Kreatywnie z dzieckiem.

    Odkąd pamiętam zawsze lubiłam prace manualne: rysowanie, malowanie, wyszywanie, wycinanie. szycie, przyklejanie i majsterkowanie. To zawsze cieszyło mnie niezmiernie. Jednak mój syn nie pala tak strasznie to tego rodzaju zabaw jak ja kiedyś. Owszem lubi sobie usiąść i nagryzmolić potwora, ale tylko jak ma ochotę. Staram się go więc nie zmuszać do tego, nie mniej uważam, że takie zajęcia są dziecku potrzebne do rozwoju wyobraźni i wyćwiczenia rączek i palców, nakłania go więc i staram się zainteresować, ale staram się nie być nachalna. Póki co udaje mi się go zatrzymać na chwilę raz na jakiś czas i bawić się z nim tym czy tamtym przemycając naukę kształtów, kolorów literek i cyferek.













piątek, 11 września 2015

I wróciłam do szkoły.

 
źródło
    W poniedziałek zaczynam zajęcia z języka angielskiego no tutejszym colleg'u, w związku z czym targa mną emocjonalna burza, tak to jest, jak człowiekowi zależy. Boję się trochę i jestem podekscytowana i martwię się milionem spraw i cieszę się zarazem i doczekać się nie umiem, a czasem wręcz przeciwnie. Decyzja o podjęciu tu nauki nie należała do prostych, bo do wyboru miałam jeszcze opcję nauki za free. I tak, wybrałam tę płatną. Co za kretynka, pomyślicie. Sama bym tak pomyślała, ale... No właśnie, zawsze jest jakieś ale. Biorąc pod uwagę wszystkie za i przeciw, rozsądniejsze wydają się być zajęcia w colleg'u. Dlaczego? A no przede wszystkim dlatego, że trafię do grupy ludzi na podobnym poziomie i wszyscy będziemy mieli równe szanse wynieść z tych lekcji ile się da, bo w opcji darmowej za to grupy są mieszane i wygląda to tak, że jedni się uczą owszem, ale inni się nudzą i się nie uczą, a jeszcze jedni nie nadążają i też się nie uczą. Drugą sprawą jest fakt, że w colleg'u o ile zapłacę mam zajęcia zagwarantowane, a w opcji za free lekcje się skończą jak skończą się na nie fundusze. To tak z grubsza, bo wszystkich za i przeciw było trochę więcej.

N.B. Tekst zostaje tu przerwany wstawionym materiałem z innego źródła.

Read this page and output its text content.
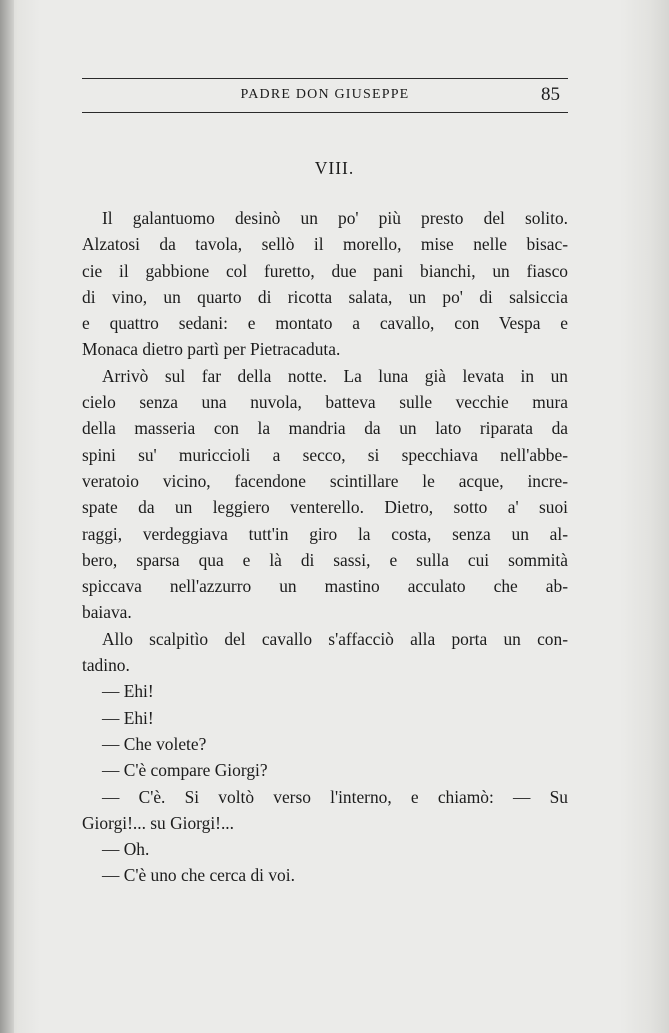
PADRE DON GIUSEPPE	85
VIII.
Il galantuomo desinò un po' più presto del solito.
Alzatosi da tavola, sellò il morello, mise nelle bisac-
cie il gabbione col furetto, due pani bianchi, un fiasco
di vino, un quarto di ricotta salata, un po' di salsiccia
e quattro sedani: e montato a cavallo, con Vespa e
Monaca dietro partì per Pietracaduta.
Arrivò sul far della notte. La luna già levata in un
cielo senza una nuvola, batteva sulle vecchie mura
della masseria con la mandria da un lato riparata da
spini su' muriccioli a secco, si specchiava nell'abbe-
veratoio vicino, facendone scintillare le acque, incre-
spate da un leggiero venterello. Dietro, sotto a' suoi
raggi, verdeggiava tutt'in giro la costa, senza un al-
bero, sparsa qua e là di sassi, e sulla cui sommità
spiccava nell'azzurro un mastino acculato che ab-
baiava.
Allo scalpitìo del cavallo s'affacciò alla porta un con-
tadino.
— Ehi!
— Ehi!
— Che volete?
— C'è compare Giorgi?
— C'è. Si voltò verso l'interno, e chiamò: — Su
Giorgi!... su Giorgi!...
— Oh.
— C'è uno che cerca di voi.
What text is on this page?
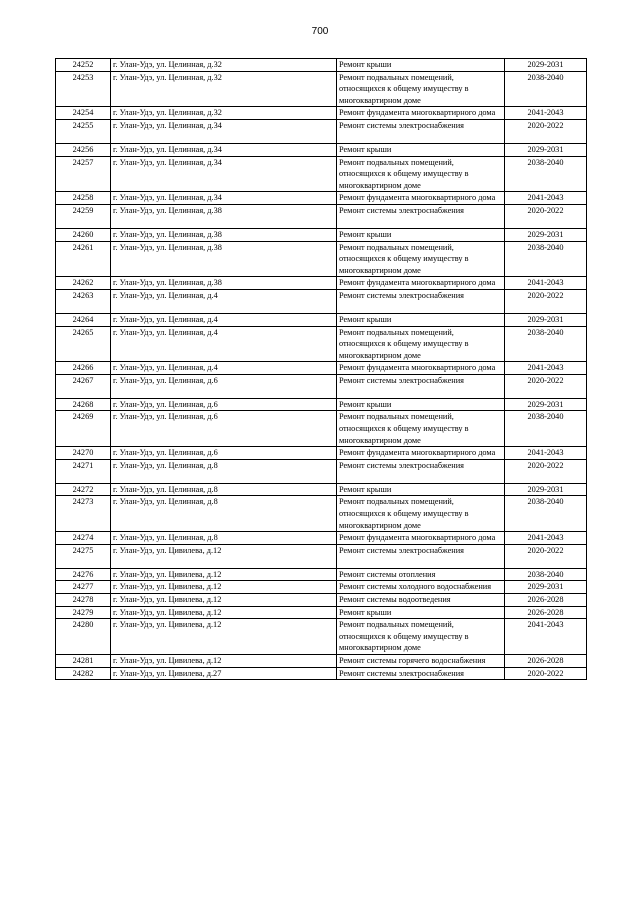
700
24252	г. Улан-Удэ, ул. Целинная, д.32	Ремонт крыши	2029-2031
24253	г. Улан-Удэ, ул. Целинная, д.32	Ремонт подвальных помещений, относящихся к общему имуществу в многоквартирном доме	2038-2040
24254	г. Улан-Удэ, ул. Целинная, д.32	Ремонт фундамента многоквартирного дома	2041-2043
24255	г. Улан-Удэ, ул. Целинная, д.34	Ремонт системы электроснабжения	2020-2022
24256	г. Улан-Удэ, ул. Целинная, д.34	Ремонт крыши	2029-2031
24257	г. Улан-Удэ, ул. Целинная, д.34	Ремонт подвальных помещений, относящихся к общему имуществу в многоквартирном доме	2038-2040
24258	г. Улан-Удэ, ул. Целинная, д.34	Ремонт фундамента многоквартирного дома	2041-2043
24259	г. Улан-Удэ, ул. Целинная, д.38	Ремонт системы электроснабжения	2020-2022
24260	г. Улан-Удэ, ул. Целинная, д.38	Ремонт крыши	2029-2031
24261	г. Улан-Удэ, ул. Целинная, д.38	Ремонт подвальных помещений, относящихся к общему имуществу в многоквартирном доме	2038-2040
24262	г. Улан-Удэ, ул. Целинная, д.38	Ремонт фундамента многоквартирного дома	2041-2043
24263	г. Улан-Удэ, ул. Целинная, д.4	Ремонт системы электроснабжения	2020-2022
24264	г. Улан-Удэ, ул. Целинная, д.4	Ремонт крыши	2029-2031
24265	г. Улан-Удэ, ул. Целинная, д.4	Ремонт подвальных помещений, относящихся к общему имуществу в многоквартирном доме	2038-2040
24266	г. Улан-Удэ, ул. Целинная, д.4	Ремонт фундамента многоквартирного дома	2041-2043
24267	г. Улан-Удэ, ул. Целинная, д.6	Ремонт системы электроснабжения	2020-2022
24268	г. Улан-Удэ, ул. Целинная, д.6	Ремонт крыши	2029-2031
24269	г. Улан-Удэ, ул. Целинная, д.6	Ремонт подвальных помещений, относящихся к общему имуществу в многоквартирном доме	2038-2040
24270	г. Улан-Удэ, ул. Целинная, д.6	Ремонт фундамента многоквартирного дома	2041-2043
24271	г. Улан-Удэ, ул. Целинная, д.8	Ремонт системы электроснабжения	2020-2022
24272	г. Улан-Удэ, ул. Целинная, д.8	Ремонт крыши	2029-2031
24273	г. Улан-Удэ, ул. Целинная, д.8	Ремонт подвальных помещений, относящихся к общему имуществу в многоквартирном доме	2038-2040
24274	г. Улан-Удэ, ул. Целинная, д.8	Ремонт фундамента многоквартирного дома	2041-2043
24275	г. Улан-Удэ, ул. Цивилева, д.12	Ремонт системы электроснабжения	2020-2022
24276	г. Улан-Удэ, ул. Цивилева, д.12	Ремонт системы отопления	2038-2040
24277	г. Улан-Удэ, ул. Цивилева, д.12	Ремонт системы холодного водоснабжения	2029-2031
24278	г. Улан-Удэ, ул. Цивилева, д.12	Ремонт системы водоотведения	2026-2028
24279	г. Улан-Удэ, ул. Цивилева, д.12	Ремонт крыши	2026-2028
24280	г. Улан-Удэ, ул. Цивилева, д.12	Ремонт подвальных помещений, относящихся к общему имуществу в многоквартирном доме	2041-2043
24281	г. Улан-Удэ, ул. Цивилева, д.12	Ремонт системы горячего водоснабжения	2026-2028
24282	г. Улан-Удэ, ул. Цивилева, д.27	Ремонт системы электроснабжения	2020-2022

poniedziałek, 7 września 2015

Do przedszkola nadszedł czas.

     Pierwszy dzień w przedszkolu Kuba przeżył radośnie i dzielnie. Świetnie się bawił i nawet nie chciał wracać do domu. Przed wyjściem był podekscytowany i nie mógł się doczekać, kiedy w końcu będziemy na miejscu i będzie mógł się bawić z dziećmi. Na różnice w panującym tam języku nie zwrócił nawet uwagi. Nie mogę uwierzyć, że mój mały Bubuś jest już takim dużym chłopcem! A propos w dzień przed przedszkolem nasz syn się zbuntował i oburzony powiedział, że on nie jest Kubuś tylko Kuba... Gdzie mój mały synuś ja się pytam?! Ale do rzeczy, pierwszy dzień przedszkola zwiastował sielankę i wręczy idylliczną wizję przygody naszego młodego mężczyzny z edukacją, czego niestety  nie mogę stwierdzić w dniach następnych. Był płacz i wczepianie się w ramiona taty - bo to tatuś go zaprowadza i w moje gdy go odbieram. Ale Jego opiekunka zdaje nam relacje i wiemy, że Kuba się świetnie bawi w ciągu dnia. Cóż... damy mu trochę czasu i mam nadzieję, że jakoś sobie to wszystko poukłada w głowie. Wiem, że uczęszczanie do angielskiego przedszkola może być dla niego wyzwaniem i nie ukrywam, że liczę się z tym, że będzie się czuł zdezorientowany na początku. Tak czy siak jestem dobrej myśli.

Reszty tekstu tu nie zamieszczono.